My Friend Kelly


Act Your Age
August 7, 2009, 1:31 am
Filed under: Acting, Work

I contend that there is nothing more precocious than a pre-teen child who regularly acts with adult mannerisms.  I’m not talking about snobby children, but the ones who are honestly wise beyond their years.

Conversely, few things frustrate me more than an adult who chooses to behave like a child.

(Note: choose)

You would think a place of business that has never dabbled in the practical joke market nor trained clowns would be free from belching contests, threats to fart on another’s person, and the phrase “I know you are but what am I?”

This is a professional setting, presumably, filled with professionals.  We can’t even use the excuse at my office that we work with children who somehow influence us more than we influence them.

I don’t have a bias against being carefree or even joking with co-workers but I do draw the line at announcing every change in body pressure and when conversations that are completely void of work related content extend on for hours.

I am being honest here, hours of discussion go on while work does not.

Nearly every morning I revert to my childhood at precisely the moment my alarm clock rings.  I burrow under the comforter I bought on the comfy mattress I own and reach out only to slap that SNOOZE button hard enough to propel time backwards just for another few hours.

When I was a child I certainly acted like a child.  I cannot tell you how many times my dad would come in bounce me bodily out of bed, drag me by my feet and wrench my hands away from their place wrapped around the bed frame.

And yet now, without any physical cohersion I manage to drag my assets out of bed, bathe, clothe and feed myself and arrive at work on time.

How is this transformation possible?

I became an adult. No, this did not occur magically when I turned 18 but rather when I made the choice to act like an adult and be responsible for myself.

Unfortunately, some among us have yet to make this choice either by personal failure to mature or the lack of suitable consequences.  I’ll admit, one motivating favor that propels me from a place of slumber (besides the threat the dogs will piss on the bed) is that if I am not at my desk, doing my work bright, early and cheerful at 7:30am I run the very real risk of losing my job and thus my livelihood.



Acting a Fool
August 6, 2009, 1:38 am
Filed under: Acting, Work

I was thinking today about how much we act in our day to day lives.  We act like we care that a co-worker’s kid had gas at 3 a.m. or act like we know what’s going on with North Korea.  We act like someone’s rude comment doesn’t bother us or that something insignificant is really an issue.

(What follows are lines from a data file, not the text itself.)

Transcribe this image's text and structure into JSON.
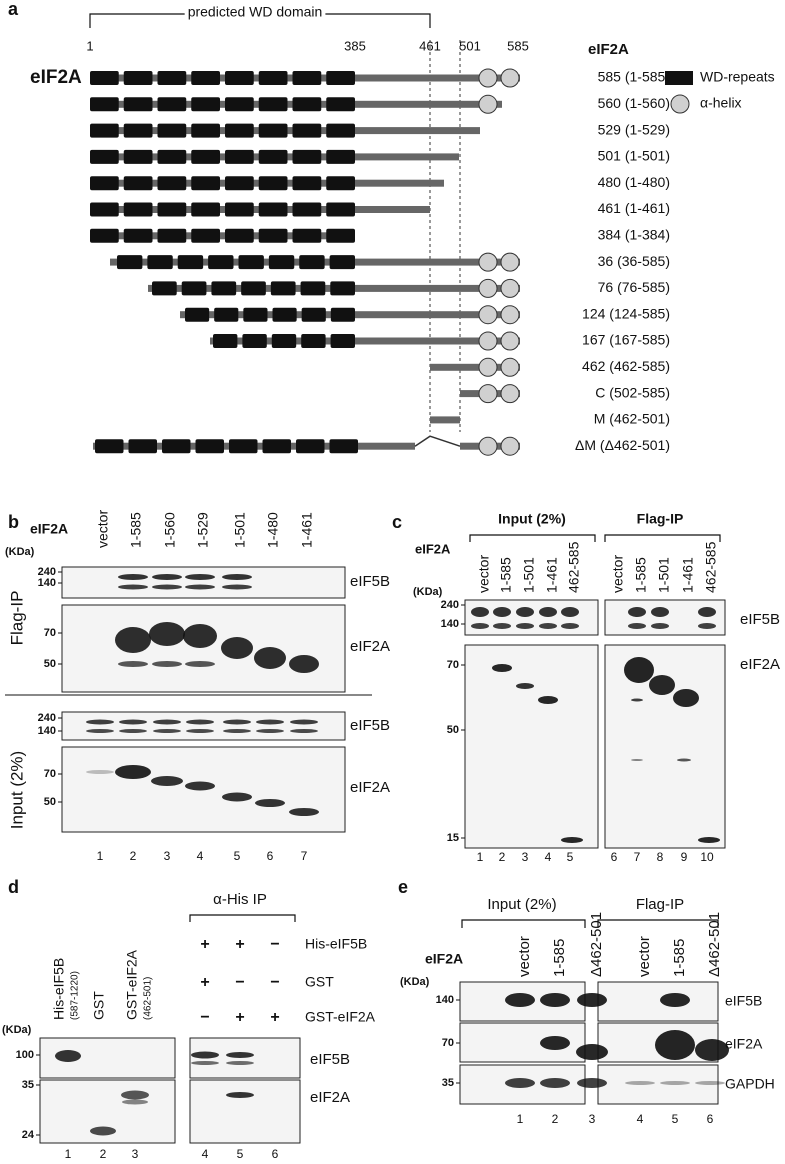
{
  "panel_a": {
    "letter": "a",
    "domain_label": "predicted WD domain",
    "positions": [
      1,
      385,
      461,
      501,
      585
    ],
    "protein": "eIF2A",
    "legend": {
      "title": "eIF2A",
      "items": [
        "WD-repeats",
        "α-helix"
      ]
    },
    "constructs": [
      "585 (1-585)",
      "560 (1-560)",
      "529 (1-529)",
      "501 (1-501)",
      "480 (1-480)",
      "461 (1-461)",
      "384 (1-384)",
      "36 (36-585)",
      "76 (76-585)",
      "124 (124-585)",
      "167 (167-585)",
      "462 (462-585)",
      "C (502-585)",
      "M (462-501)",
      "ΔM (Δ462-501)"
    ]
  },
  "panel_b": {
    "letter": "b",
    "construct_label": "eIF2A",
    "lanes": [
      "vector",
      "1-585",
      "1-560",
      "1-529",
      "1-501",
      "1-480",
      "1-461"
    ],
    "unit": "(KDa)",
    "sections": [
      {
        "label": "Flag-IP",
        "blots": [
          {
            "markers": [
              240,
              140
            ],
            "label": "eIF5B"
          },
          {
            "markers": [
              70,
              50
            ],
            "label": "eIF2A"
          }
        ]
      },
      {
        "label": "Input (2%)",
        "blots": [
          {
            "markers": [
              240,
              140
            ],
            "label": "eIF5B"
          },
          {
            "markers": [
              70,
              50
            ],
            "label": "eIF2A"
          }
        ]
      }
    ],
    "lane_numbers": [
      1,
      2,
      3,
      4,
      5,
      6,
      7
    ]
  },
  "panel_c": {
    "letter": "c",
    "construct_label": "eIF2A",
    "unit": "(KDa)",
    "groups": [
      {
        "label": "Input (2%)",
        "lanes": [
          "vector",
          "1-585",
          "1-501",
          "1-461",
          "462-585"
        ],
        "lane_numbers": [
          1,
          2,
          3,
          4,
          5
        ]
      },
      {
        "label": "Flag-IP",
        "lanes": [
          "vector",
          "1-585",
          "1-501",
          "1-461",
          "462-585"
        ],
        "lane_numbers": [
          6,
          7,
          8,
          9,
          10
        ]
      }
    ],
    "blots": [
      {
        "markers": [
          240,
          140
        ],
        "label": "eIF5B"
      },
      {
        "markers": [
          70,
          50,
          15
        ],
        "label": "eIF2A"
      }
    ]
  },
  "panel_d": {
    "letter": "d",
    "lanes": [
      {
        "name": "His-eIF5B",
        "range": "(587-1220)"
      },
      {
        "name": "GST"
      },
      {
        "name": "GST-eIF2A",
        "range": "(462-501)"
      }
    ],
    "ip_label": "α-His IP",
    "conditions": [
      {
        "name": "His-eIF5B",
        "signs": [
          "+",
          "+",
          "−"
        ]
      },
      {
        "name": "GST",
        "signs": [
          "+",
          "−",
          "−"
        ]
      },
      {
        "name": "GST-eIF2A",
        "signs": [
          "−",
          "+",
          "+"
        ]
      }
    ],
    "unit": "(KDa)",
    "blots": [
      {
        "markers": [
          100
        ],
        "label": "eIF5B"
      },
      {
        "markers": [
          35,
          24
        ],
        "label": "eIF2A"
      }
    ],
    "lane_numbers": [
      1,
      2,
      3,
      4,
      5,
      6
    ]
  },
  "panel_e": {
    "letter": "e",
    "construct_label": "eIF2A",
    "unit": "(KDa)",
    "groups": [
      {
        "label": "Input (2%)",
        "lanes": [
          "vector",
          "1-585",
          "Δ462-501"
        ],
        "lane_numbers": [
          1,
          2,
          3
        ]
      },
      {
        "label": "Flag-IP",
        "lanes": [
          "vector",
          "1-585",
          "Δ462-501"
        ],
        "lane_numbers": [
          4,
          5,
          6
        ]
      }
    ],
    "blots": [
      {
        "markers": [
          140
        ],
        "label": "eIF5B"
      },
      {
        "markers": [
          70
        ],
        "label": "eIF2A"
      },
      {
        "markers": [
          35
        ],
        "label": "GAPDH"
      }
    ]
  }
}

(Mainly a generational thing to me but why is EVERYTHING so freakin’ OMG, like, totally horrible and then, like, NOOOO, horridly unfair and Oh. My. God! with most of the under 30 crowd?)

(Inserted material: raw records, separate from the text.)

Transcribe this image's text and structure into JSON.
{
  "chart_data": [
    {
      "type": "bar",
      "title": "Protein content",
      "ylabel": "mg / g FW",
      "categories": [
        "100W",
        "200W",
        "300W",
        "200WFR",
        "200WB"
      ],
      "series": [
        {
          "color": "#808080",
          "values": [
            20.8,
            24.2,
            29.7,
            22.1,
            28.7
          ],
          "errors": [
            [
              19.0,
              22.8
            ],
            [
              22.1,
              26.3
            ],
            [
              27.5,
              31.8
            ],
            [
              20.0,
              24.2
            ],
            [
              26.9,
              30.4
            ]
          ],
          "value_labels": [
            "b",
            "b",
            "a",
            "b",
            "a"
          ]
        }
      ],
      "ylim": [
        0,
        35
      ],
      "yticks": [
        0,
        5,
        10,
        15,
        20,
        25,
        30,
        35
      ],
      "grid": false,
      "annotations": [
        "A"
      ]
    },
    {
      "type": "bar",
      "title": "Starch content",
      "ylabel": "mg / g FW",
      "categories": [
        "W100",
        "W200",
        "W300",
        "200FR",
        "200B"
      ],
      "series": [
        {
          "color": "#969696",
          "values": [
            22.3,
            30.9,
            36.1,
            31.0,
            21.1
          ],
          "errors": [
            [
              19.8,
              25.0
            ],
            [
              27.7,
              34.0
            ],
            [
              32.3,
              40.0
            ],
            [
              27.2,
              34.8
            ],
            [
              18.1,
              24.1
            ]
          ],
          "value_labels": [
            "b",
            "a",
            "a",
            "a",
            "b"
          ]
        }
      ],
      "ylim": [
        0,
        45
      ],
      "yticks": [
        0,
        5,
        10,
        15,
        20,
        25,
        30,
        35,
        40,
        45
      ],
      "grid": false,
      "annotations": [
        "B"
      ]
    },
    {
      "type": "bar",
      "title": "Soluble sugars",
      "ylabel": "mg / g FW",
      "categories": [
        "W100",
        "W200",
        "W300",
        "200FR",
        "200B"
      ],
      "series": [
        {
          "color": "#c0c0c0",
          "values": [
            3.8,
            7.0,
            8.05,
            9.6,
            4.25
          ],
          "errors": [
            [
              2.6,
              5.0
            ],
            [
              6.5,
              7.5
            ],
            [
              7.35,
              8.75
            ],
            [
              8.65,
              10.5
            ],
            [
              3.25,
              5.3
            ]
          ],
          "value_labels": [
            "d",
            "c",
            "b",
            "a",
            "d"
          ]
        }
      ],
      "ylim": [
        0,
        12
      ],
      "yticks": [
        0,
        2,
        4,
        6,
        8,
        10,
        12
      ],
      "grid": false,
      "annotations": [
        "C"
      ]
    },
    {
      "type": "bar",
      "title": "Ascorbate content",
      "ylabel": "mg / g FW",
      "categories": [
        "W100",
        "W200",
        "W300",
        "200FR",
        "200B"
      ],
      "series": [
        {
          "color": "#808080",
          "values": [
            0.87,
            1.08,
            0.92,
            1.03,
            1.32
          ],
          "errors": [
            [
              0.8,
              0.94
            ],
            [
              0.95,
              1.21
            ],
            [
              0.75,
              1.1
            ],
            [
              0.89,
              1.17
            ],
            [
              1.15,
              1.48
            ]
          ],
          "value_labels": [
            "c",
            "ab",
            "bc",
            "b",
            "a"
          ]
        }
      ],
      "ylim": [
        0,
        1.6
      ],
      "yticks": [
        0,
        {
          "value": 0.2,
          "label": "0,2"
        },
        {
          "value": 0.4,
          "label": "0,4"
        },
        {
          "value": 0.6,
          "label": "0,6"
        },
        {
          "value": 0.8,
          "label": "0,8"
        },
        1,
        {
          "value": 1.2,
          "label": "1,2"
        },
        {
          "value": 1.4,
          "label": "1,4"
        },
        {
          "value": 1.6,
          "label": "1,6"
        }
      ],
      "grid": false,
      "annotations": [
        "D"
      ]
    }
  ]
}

The inspiration, if you must call it that, for this post comes from a co-worker I unfondly call “the actress” who decided some months ago to step up the efforts to annoy the hell out of Kelly.  This started the day our hardworking, industrious co-worker was laid off and the actress started waxing poetical about how we all need to work harder and be better employees.

She was acting as if her job wasn’t protected by her mother. Which it is. The very next day she began to prance about announcing she was set to become a world famous act-ress!  Entire days were spent pondering all the fabulous things she would buy once she hit the jackpot in Hollywood. She announced she would take as much time off as she wanted, thank-you-very-much, because this was her destiny.

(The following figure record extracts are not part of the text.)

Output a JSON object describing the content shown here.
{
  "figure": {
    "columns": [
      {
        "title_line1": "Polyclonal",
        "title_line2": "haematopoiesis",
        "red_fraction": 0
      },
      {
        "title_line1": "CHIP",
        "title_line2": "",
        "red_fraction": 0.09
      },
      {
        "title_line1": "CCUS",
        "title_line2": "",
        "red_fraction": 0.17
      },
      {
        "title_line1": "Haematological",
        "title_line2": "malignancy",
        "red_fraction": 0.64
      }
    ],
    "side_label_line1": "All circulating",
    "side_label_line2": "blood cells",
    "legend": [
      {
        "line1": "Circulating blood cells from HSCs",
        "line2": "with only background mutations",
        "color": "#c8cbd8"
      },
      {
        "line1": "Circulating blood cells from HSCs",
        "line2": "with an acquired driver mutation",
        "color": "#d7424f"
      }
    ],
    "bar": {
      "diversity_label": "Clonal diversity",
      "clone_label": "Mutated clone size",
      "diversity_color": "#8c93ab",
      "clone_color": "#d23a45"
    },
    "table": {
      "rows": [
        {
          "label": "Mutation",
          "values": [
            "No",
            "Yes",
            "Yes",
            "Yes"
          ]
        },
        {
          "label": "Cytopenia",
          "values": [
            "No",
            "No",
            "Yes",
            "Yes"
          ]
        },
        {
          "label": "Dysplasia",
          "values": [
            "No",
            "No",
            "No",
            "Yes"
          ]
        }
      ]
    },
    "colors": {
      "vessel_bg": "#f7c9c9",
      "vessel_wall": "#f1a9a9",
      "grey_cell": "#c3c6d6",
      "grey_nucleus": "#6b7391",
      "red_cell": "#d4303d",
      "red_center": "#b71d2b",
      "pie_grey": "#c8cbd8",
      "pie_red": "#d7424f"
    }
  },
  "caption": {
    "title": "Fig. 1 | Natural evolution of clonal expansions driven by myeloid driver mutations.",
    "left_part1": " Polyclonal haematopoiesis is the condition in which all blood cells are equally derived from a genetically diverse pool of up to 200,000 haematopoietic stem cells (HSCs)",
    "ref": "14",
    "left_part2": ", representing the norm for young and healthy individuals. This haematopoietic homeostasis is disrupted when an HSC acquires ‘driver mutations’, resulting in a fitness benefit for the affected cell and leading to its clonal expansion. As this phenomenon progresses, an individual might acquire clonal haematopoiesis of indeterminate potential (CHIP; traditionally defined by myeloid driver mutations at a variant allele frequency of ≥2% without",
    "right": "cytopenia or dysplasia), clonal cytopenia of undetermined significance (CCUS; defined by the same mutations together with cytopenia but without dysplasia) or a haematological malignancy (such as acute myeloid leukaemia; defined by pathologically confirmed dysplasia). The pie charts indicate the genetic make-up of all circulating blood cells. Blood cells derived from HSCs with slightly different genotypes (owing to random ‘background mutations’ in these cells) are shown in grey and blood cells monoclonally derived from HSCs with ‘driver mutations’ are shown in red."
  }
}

A mere 24-hours after insisting we all needed to be model employees.

In the months that followed I have heard more of the act. Not just from a Z-list “actress” but from many people. Even myself.

It seems the only time we feel free enough to say what we’re thinking and act naturally is behind the wheel careening 80 miles per hour down the freeway, middle finger extended and obscenities flying.

What is fear that grips our conscious when faced with the simple challenge to tell the truth and mean what we say. No acting. No fooling.

Just tell that vendor that you don’t appreciate their characterization of your account as unimportant, let a friend know that it would mean a lot if they made time for lunch with you, inform your parent it’s not a good weekend to visit.

You, like everyone else, want to be different, extraordinary, memorable. What better way than taking a step back from the automatic responses that our mouths speak before our brains can filter and stop. Stop pretending to hate things you don’t mind. Stop faking excitement when you don’t really care. Stop investing in people and things that are unimportant and stop acting one way or another because it’s what’s expected.

How extraordinary would you be if you told the simple truth without embellishment and found, without acting, the things that matter most?